Les employeurs exploitant des ouvriers agricoles migrants, y compris ceux qui ont recours à la traite et au travail forcé, font rarement l’objet de sanctions. Cela s’explique par le fait que la Loi relative au permis de travail des travailleurs immigrés décourage ces derniers de changer d’emploi et les inspecteurs du travail d’engager des poursuites.

« Les autorités coréennes acculent de fait les travailleurs migrants à des conditions abusives en fermant les yeux sur les pratiques relevant de toute évidence de l’exploitation et en laissant leurs auteurs impunis  », a déclaré Norma Kang Muico.

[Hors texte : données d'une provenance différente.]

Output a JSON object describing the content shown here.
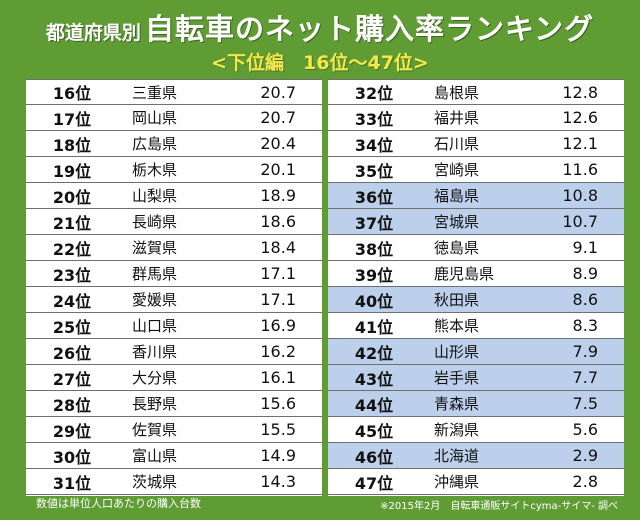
{
  "title_prefix": "都道府県別",
  "title_main": "自転車のネット購入率ランキング",
  "subtitle": "<下位編　16位～47位>",
  "footer_left": "数値は単位人口あたりの購入台数",
  "footer_right": "※2015年2月　自転車通販サイトcyma-サイマ- 調べ",
  "colors": {
    "background": "#5f9c34",
    "subtitle": "#f4e84a",
    "highlight_row": "#bcd0ec",
    "table_bg": "#ffffff"
  },
  "chart_data": {
    "type": "table",
    "columns": [
      "rank",
      "prefecture",
      "value"
    ],
    "left_table": [
      {
        "rank": "16位",
        "name": "三重県",
        "value": "20.7",
        "highlight": false
      },
      {
        "rank": "17位",
        "name": "岡山県",
        "value": "20.7",
        "highlight": false
      },
      {
        "rank": "18位",
        "name": "広島県",
        "value": "20.4",
        "highlight": false
      },
      {
        "rank": "19位",
        "name": "栃木県",
        "value": "20.1",
        "highlight": false
      },
      {
        "rank": "20位",
        "name": "山梨県",
        "value": "18.9",
        "highlight": false
      },
      {
        "rank": "21位",
        "name": "長崎県",
        "value": "18.6",
        "highlight": false
      },
      {
        "rank": "22位",
        "name": "滋賀県",
        "value": "18.4",
        "highlight": false
      },
      {
        "rank": "23位",
        "name": "群馬県",
        "value": "17.1",
        "highlight": false
      },
      {
        "rank": "24位",
        "name": "愛媛県",
        "value": "17.1",
        "highlight": false
      },
      {
        "rank": "25位",
        "name": "山口県",
        "value": "16.9",
        "highlight": false
      },
      {
        "rank": "26位",
        "name": "香川県",
        "value": "16.2",
        "highlight": false
      },
      {
        "rank": "27位",
        "name": "大分県",
        "value": "16.1",
        "highlight": false
      },
      {
        "rank": "28位",
        "name": "長野県",
        "value": "15.6",
        "highlight": false
      },
      {
        "rank": "29位",
        "name": "佐賀県",
        "value": "15.5",
        "highlight": false
      },
      {
        "rank": "30位",
        "name": "富山県",
        "value": "14.9",
        "highlight": false
      },
      {
        "rank": "31位",
        "name": "茨城県",
        "value": "14.3",
        "highlight": false
      }
    ],
    "right_table": [
      {
        "rank": "32位",
        "name": "島根県",
        "value": "12.8",
        "highlight": false
      },
      {
        "rank": "33位",
        "name": "福井県",
        "value": "12.6",
        "highlight": false
      },
      {
        "rank": "34位",
        "name": "石川県",
        "value": "12.1",
        "highlight": false
      },
      {
        "rank": "35位",
        "name": "宮崎県",
        "value": "11.6",
        "highlight": false
      },
      {
        "rank": "36位",
        "name": "福島県",
        "value": "10.8",
        "highlight": true
      },
      {
        "rank": "37位",
        "name": "宮城県",
        "value": "10.7",
        "highlight": true
      },
      {
        "rank": "38位",
        "name": "徳島県",
        "value": "9.1",
        "highlight": false
      },
      {
        "rank": "39位",
        "name": "鹿児島県",
        "value": "8.9",
        "highlight": false
      },
      {
        "rank": "40位",
        "name": "秋田県",
        "value": "8.6",
        "highlight": true
      },
      {
        "rank": "41位",
        "name": "熊本県",
        "value": "8.3",
        "highlight": false
      },
      {
        "rank": "42位",
        "name": "山形県",
        "value": "7.9",
        "highlight": true
      },
      {
        "rank": "43位",
        "name": "岩手県",
        "value": "7.7",
        "highlight": true
      },
      {
        "rank": "44位",
        "name": "青森県",
        "value": "7.5",
        "highlight": true
      },
      {
        "rank": "45位",
        "name": "新潟県",
        "value": "5.6",
        "highlight": false
      },
      {
        "rank": "46位",
        "name": "北海道",
        "value": "2.9",
        "highlight": true
      },
      {
        "rank": "47位",
        "name": "沖縄県",
        "value": "2.8",
        "highlight": false
      }
    ]
  }
}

Amnesty International engage le gouvernement sud-coréen à prendre les mesures suivantes :
• Ratifier la Convention n° 29 de l’Organisation internationale du travail concernant le travail forcé ou obligatoire et le Protocole des Nations Unies relatif à la traite des personnes ;

• Étendre les droits en matière de temps de travail, de pauses journalières et de jours de repos hebdomadaires payés pour tous les travailleurs, y compris les migrants, quel que soit le secteur dans lequel ils travaillent ;

• Faire en sorte que les personnes embauchées en vertu de la Loi relative au permis de travail des travailleurs immigrés qui déposent une plainte contre leur employeur soient libres d’occuper un autre emploi pendant que les autorités enquêtent sur leur cas ;

• Permettre à toutes les personnes embauchées en vertu de la Loi relative au permis de travail des travailleurs immigrés de changer d’emploi sans avoir à obtenir un formulaire de congé auprès de leur employeur ;

• Supprimer toutes les restrictions concernant le nombre de changements d’emploi autorisé pour ces personnes.